O grupo islamista Hayat Tahrir al Sham (HTS), que chefia a coalizão que tomou a cidade síria de Aleppo, esteve vinculado com o grupo jihadista Al Qaeda e tenta há anos se tornar uma alternativa política no norte da Síria, sem convencer as potências ocidentais.
O HTS, aliado a grupos rebeldes, alguns apoiados pela Turquia, afirma ter rompido com suas raízes, quando era conhecido como Jabhat al Nusra e jurava lealdade à Al Qaeda.
Em janeiro de 2017, adotou o nome atual e, segundo o International Crisis Group (ICG), passou a confrontar líderes da Al Qaeda e do Estado Islâmico (EI) em seus redutos.
Composto majoritariamente por combatentes sírios, o grupo agora se apresenta como uma alternativa política local.
No início de 2019, assumiu o controle da maior parte da província de Idlib, em detrimento de outros grupos rebeldes. Criou um "governo de segurança", que controla a economia da região e ao qual a maioria dos juízes nomeados são leais.
"Os rebeldes começaram a instalar estruturas de proto-governança", indica o Soufan Center, sediado em Nova York.
"Alguns desses esforços datam de vários anos atrás, com tentativas sofisticadas de subsidiar o preço dos alimentos e estabilizar os setores bancário e energético."
Em coordenação com agências da ONU, esse governo de segurança "fornece os serviços essenciais à população", explica à AFP Jérôme Drevon, especialista em jihadismo do ICG.
E embora alguns considerem seu poder autoritário, "oferece uma governança homogênea que contrasta com as outras regiões sírias".
- "Grupo insurgente" -
Em meados de 2023, o jornalista francês Wassim Nasr entrevistou o líder do HTS, Abu Muhammad al Julani, na província de Idlib.
"Ele e seu grupo não estão mais comprometidos com a jihad internacional [...]. Consideram que isso só 'traz destruição e fracassos'", disse Nasr na revista CTC Sentinel, da academia militar americana West Point.
"As mulheres frequentam escolas, dirigem, e é possível ver pessoas fumando nas ruas. Claro, estão longe de adotar valores democráticos ou de uma sociedade liberal, mas é uma mudança", aponta.
Essa evolução, para Drevon, demonstra sua sinceridade. "Em janeiro de 2017, podia-se questionar se isso era uma manobra tática da Al Qaeda para evitar a atenção de países como os Estados Unidos", relembra. "Mas agora o HTS se comporta como um grupo insurgente, sem dimensão de terrorismo internacional."
Para ele, essa mudança ideológica e sua força frente ao regime de Bashar al Assad deveriam levar os ocidentais a "reconsiderar sua relação" com o HTS.

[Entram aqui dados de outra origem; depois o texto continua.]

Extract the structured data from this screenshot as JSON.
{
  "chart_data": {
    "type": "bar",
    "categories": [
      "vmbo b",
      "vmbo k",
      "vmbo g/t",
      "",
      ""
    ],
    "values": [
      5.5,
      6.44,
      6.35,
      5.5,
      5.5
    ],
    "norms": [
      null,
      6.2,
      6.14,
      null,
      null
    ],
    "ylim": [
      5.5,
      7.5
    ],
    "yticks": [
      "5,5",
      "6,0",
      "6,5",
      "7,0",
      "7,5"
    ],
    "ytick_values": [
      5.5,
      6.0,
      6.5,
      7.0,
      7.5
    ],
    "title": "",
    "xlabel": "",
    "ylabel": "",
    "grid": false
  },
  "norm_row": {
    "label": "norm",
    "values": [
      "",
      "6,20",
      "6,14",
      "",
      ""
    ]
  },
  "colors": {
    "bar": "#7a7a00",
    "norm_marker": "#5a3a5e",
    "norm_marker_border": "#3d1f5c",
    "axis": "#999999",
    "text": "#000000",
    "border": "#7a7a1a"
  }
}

Embora ainda seja considerado um grupo terrorista pela ONU, pelos Estados Unidos e por alguns países europeus, "em breve será necessário encontrar formas de administrar essa situação, inclusive abrindo diálogo", diz o analista.
Mas vários observadores pedem cautela, alegando que Hayat Tahrir al Sham continua sendo um grupo islamista radical, em um contexto sírio tão complexo quanto volátil.
- "Oportunista" -
"O grupo demonstrou ser muito oportunista em suas alianças e lealdades", destaca Tammy Palacios, especialista em contraterrorismo do New Lines Institute. Ela acredita que o HTS seguirá uma "organização jihadista enquanto sua liderança não encerrar suas conexões com grupos e jihadistas mais radicais".
Sua autoproclamada transição "não é necessariamente compartilhada por todos os seus membros" e "ainda orbita em torno de interesses e objetivos estratégicos da Al Qaeda", afirmou à AFP.
O risco jihadista no norte da Síria permanece significativo. "O HTS pode ter encerrado sua ligação com a Al Qaeda, mas a Al Qaeda não encerrou com o HTS."
Assim como os talibãs, que assumiram o controle do Afeganistão em 2021, mas ainda não são reconhecidos como governo pela comunidade internacional, o HTS pode enfrentar dificuldades para sair das listas ocidentais de organizações terroristas.
Uma posição que o alemão Hans-Jakob Schindler, diretor do Counter Extremism Project (CEP) e ex-especialista do Conselho de Segurança da ONU, considera justificada.
Ele ressalta que o HTS "glorificou os ataques do Hamas" contra Israel em 7 de outubro de 2023.
"Não há o que discutir" quanto à permanência do grupo nas listas de "organizações terroristas", conclui Schindler.